Bugün acı çektirmeden, hattâ kendisinin haberi olmadan zehirleme veya iğne ile öldürme de mümkündür. Fransızlar idam edilecek kişinin giyotinle başını kesiyorlar.

Kur’an asılmaktan bahsetmektedir.

Mısır’da da idam cezaları salb ile olmaktadır. Bu âyet ona delalet eder.

Adamın asılma ile teşri edilmiş olmasının illeti kolay ölüm olmalıdır. Ölmeden önce hiçbir eziyetin yapılmamasıdır.

Kur’an’da iki türlü idam infazı teşri edilmiştir. Biri asma, biri de öldürmedir. Yaralayarak, vurarak öldürmedir. Kendi arzusu ile gelir ve sehpaya çıkarsa, bu salbdir. Kişi irtidat etmiş olmaz, suça rıza gösterdiği için de âhirette suçun cezası olmaz. Suçsuz idam edilmişse âhiretteki mertebesi yüksek olur.
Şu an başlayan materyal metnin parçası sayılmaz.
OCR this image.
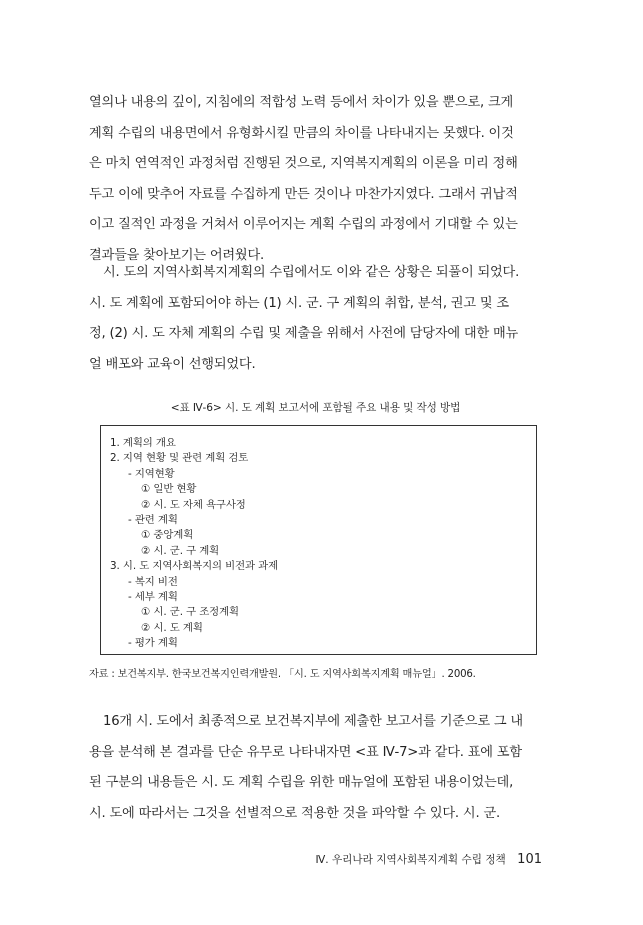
열의나 내용의 깊이, 지침에의 적합성 노력 등에서 차이가 있을 뿐으로, 크게
계획 수립의 내용면에서 유형화시킬 만큼의 차이를 나타내지는 못했다. 이것
은 마치 연역적인 과정처럼 진행된 것으로, 지역복지계획의 이론을 미리 정해
두고 이에 맞추어 자료를 수집하게 만든 것이나 마찬가지였다. 그래서 귀납적
이고 질적인 과정을 거쳐서 이루어지는 계획 수립의 과정에서 기대할 수 있는
결과들을 찾아보기는 어려웠다.
시. 도의 지역사회복지계획의 수립에서도 이와 같은 상황은 되풀이 되었다.
시. 도 계획에 포함되어야 하는 (1) 시. 군. 구 계획의 취합, 분석, 권고 및 조
정, (2) 시. 도 자체 계획의 수립 및 제출을 위해서 사전에 담당자에 대한 매뉴
얼 배포와 교육이 선행되었다.
<표 Ⅳ-6> 시. 도 계획 보고서에 포함될 주요 내용 및 작성 방법
1. 계획의 개요
2. 지역 현황 및 관련 계획 검토
- 지역현황
① 일반 현황
② 시. 도 자체 욕구사정
- 관련 계획
① 중앙계획
② 시. 군. 구 계획
3. 시. 도 지역사회복지의 비전과 과제
- 복지 비전
- 세부 계획
① 시. 군. 구 조정계획
② 시. 도 계획
- 평가 계획
자료 : 보건복지부. 한국보건복지인력개발원. 「시. 도 지역사회복지계획 매뉴얼」. 2006.
16개 시. 도에서 최종적으로 보건복지부에 제출한 보고서를 기준으로 그 내
용을 분석해 본 결과를 단순 유무로 나타내자면 <표 Ⅳ-7>과 같다. 표에 포함
된 구분의 내용들은 시. 도 계획 수립을 위한 매뉴얼에 포함된 내용이었는데,
시. 도에 따라서는 그것을 선별적으로 적용한 것을 파악할 수 있다. 시. 군.
Ⅳ. 우리나라 지역사회복지계획 수립 정책 101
Bu dünyada da malları mirasçılara kalır, cenaze namazı kılınır. İslâm mezarlığında kalır. Sicilde adı korunur. Oysa cezaya rıza göstermeyip firar eden veya karşı çıkan kimse öldürülür. Silahla öldürülür. Cenaze namazı kılınmaz. İslâm mezarlığında gömülmez. Çukura atılır. Malları müsadere edilir, vârislerine kalmaz.

Hazreti Yusuf bunu söylerken aynı zamanda hükme rıza göstermesini de tavsiye etmiş oluyor. Katl olunacak denmiyor, “salb olunacak” deniyor.

فَتَأْكُلُ الطَّيْرُ

(Fa TaEKüLü elOaYRu)

“Kuşlar yiyecek”

Rüyada başında ekmek olduğunu görmüş, kuşlar ekmeği yiyorlardı. Tevilde ise kuşlar başından yiyorlardı şeklinde görmüştür.  Başından yemelerinin sebebi, diğer tarafların elbise ile örtülü olmasıdır. Asarken elbisesi ile asıyorlar. Dolayısıyla diğer tarafları yeme imkanı olmayacaktır. Kuşlar ancak açık olan başından ekl edebilirler.  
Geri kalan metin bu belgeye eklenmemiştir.